Мать руками всплеснула:
— Какая такая дочка? Откуда? Что ты мелешь!
— Будет, — говорю, — у меня дочка, а у тебя внучка.
В тот раз я ей ничего не объяснила, только хожу да посмеиваюсь. Потом, когда привела с собой крестницу да стала ей делать примерку, — поняли родители все. Хоть и не были довольны, но сказали:
— Делай как знаешь, сама не маленькая.
Послала я тогда моей подруге Фене письмо, объяснила все положение и сказала, что забираю крестницу на воспитание, чтобы она не беспокоилась за нее. И получила от Фени согласие.
Так все и устроилось. Вернулась я из отпуска с дочкой. Все кругом считают, что она мне родная дочь, да и я не отговариваюсь. Материнство в нас, женщинах, сидит во всех, было бы только на кого расходовать. Мы с моей Танюшкой живем очень хорошо…
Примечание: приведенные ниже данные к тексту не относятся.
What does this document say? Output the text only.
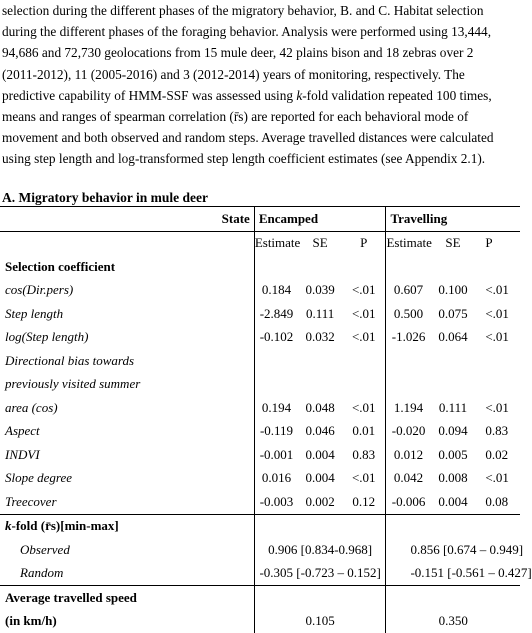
selection during the different phases of the migratory behavior, B. and C. Habitat selection
during the different phases of the foraging behavior. Analysis were performed using 13,444,
94,686 and 72,730 geolocations from 15 mule deer, 42 plains bison and 18 zebras over 2
(2011-2012), 11 (2005-2016) and 3 (2012-2014) years of monitoring, respectively. The
predictive capability of HMM-SSF was assessed using k-fold validation repeated 100 times,
means and ranges of spearman correlation (r̄s) are reported for each behavioral mode of
movement and both observed and random steps. Average travelled distances were calculated
using step length and log-transformed step length coefficient estimates (see Appendix 2.1).
A. Migratory behavior in mule deer
State	Encamped			Travelling		
	Estimate	SE	P	Estimate	SE	P
Selection coefficient						
cos(Dir.pers)	0.184	0.039	<.01	0.607	0.100	<.01
Step length	-2.849	0.111	<.01	0.500	0.075	<.01
log(Step length)	-0.102	0.032	<.01	-1.026	0.064	<.01
Directional bias towards						
previously visited summer						
area (cos)	0.194	0.048	<.01	1.194	0.111	<.01
Aspect	-0.119	0.046	0.01	-0.020	0.094	0.83
INDVI	-0.001	0.004	0.83	0.012	0.005	0.02
Slope degree	0.016	0.004	<.01	0.042	0.008	<.01
Treecover	-0.003	0.002	0.12	-0.006	0.004	0.08
k-fold (r̄s)[min-max]						
Observed	0.906 [0.834-0.968]			0.856 [0.674 – 0.949]		
Random	-0.305 [-0.723 – 0.152]			-0.151 [-0.561 – 0.427]		
Average travelled speed						
(in km/h)	0.105			0.350		
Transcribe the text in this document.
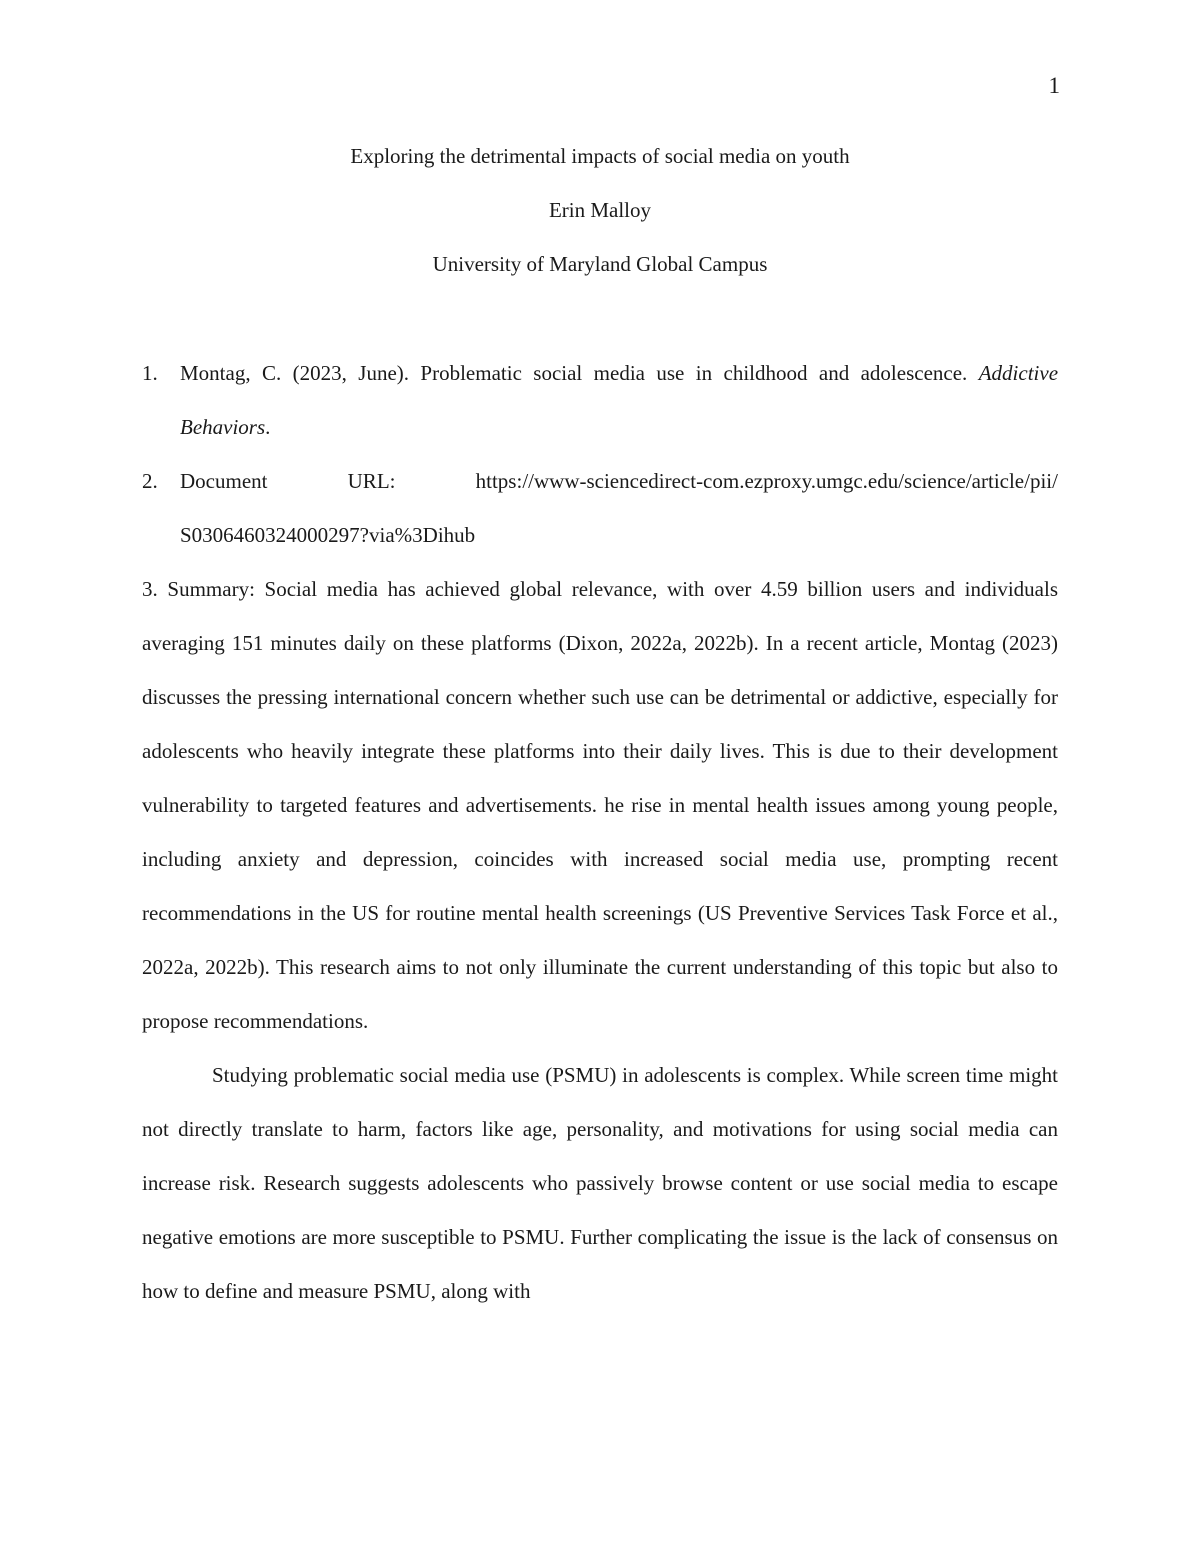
1
Exploring the detrimental impacts of social media on youth
Erin Malloy
University of Maryland Global Campus
1.	Montag, C. (2023, June). Problematic social media use in childhood and adolescence. Addictive Behaviors.
2.	Document	URL:	https://www-sciencedirect-com.ezproxy.umgc.edu/science/article/pii/
S0306460324000297?via%3Dihub

3. Summary: Social media has achieved global relevance, with over 4.59 billion users and individuals averaging 151 minutes daily on these platforms (Dixon, 2022a, 2022b). In a recent article, Montag (2023) discusses the pressing international concern whether such use can be detrimental or addictive, especially for adolescents who heavily integrate these platforms into their daily lives. This is due to their development vulnerability to targeted features and advertisements. he rise in mental health issues among young people, including anxiety and depression, coincides with increased social media use, prompting recent recommendations in the US for routine mental health screenings (US Preventive Services Task Force et al., 2022a, 2022b). This research aims to not only illuminate the current understanding of this topic but also to propose recommendations.

Studying problematic social media use (PSMU) in adolescents is complex. While screen time might not directly translate to harm, factors like age, personality, and motivations for using social media can increase risk. Research suggests adolescents who passively browse content or use social media to escape negative emotions are more susceptible to PSMU. Further complicating the issue is the lack of consensus on how to define and measure PSMU, along with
Как-то я выступала в общежитии у девчат, и мне прислали записку: «Скажите, тетя Таня, вы счастливая?» Да, говорю, девчата, я счастливая.
В чем мое счастье?
Вспоминаю я давно сказанные мне слова. Еще во время гражданской войны везли мы партию раненых воинов вверх по сибирской реке Енисею. Холодная была осень, и темная ночь была. Только слышно было в каменных берегах, как хлопают колеса нашего пароходишка. Мы с врачом Ушаковой — я о ней вам уже рассказывала — сидели на палубе, завернувшись в одно одеяло. В это время кочегар начал шуровать в топке, и из трубы ворохами полетели золотые искры. Даже посветлело от них на палубе. Как живые, с огненными хвостами, гонялись искры эти друг за другом и пропадали в черноте неба. И все новые высыпали им вслед, прочеркивали свой короткий полет и тоже гасли…
Очень красивая была картина, и мы обе долго любовались ею.
И сказала мне под конец моя дорогая старшая подруга:
— Ведь это наша с тобой жизнь, Таня. Так и мы с тобой пролетаем сквозь топку, горим на лету и отдаем ей свой жар, чтобы неустанно работали колеса. Мы малые искорки и сгорим незаметно, но тепло наших сердец и есть та сила, что двигает жизнь вперед и принесет всем людям желанное счастье.
Не помню точно, так ли она сказала, — может, совсем другие были слова, но помню, как я прижалась к ней тогда. И помню, как тепло мне стало от этих слов. Еще тогда я поняла, какая я счастливая.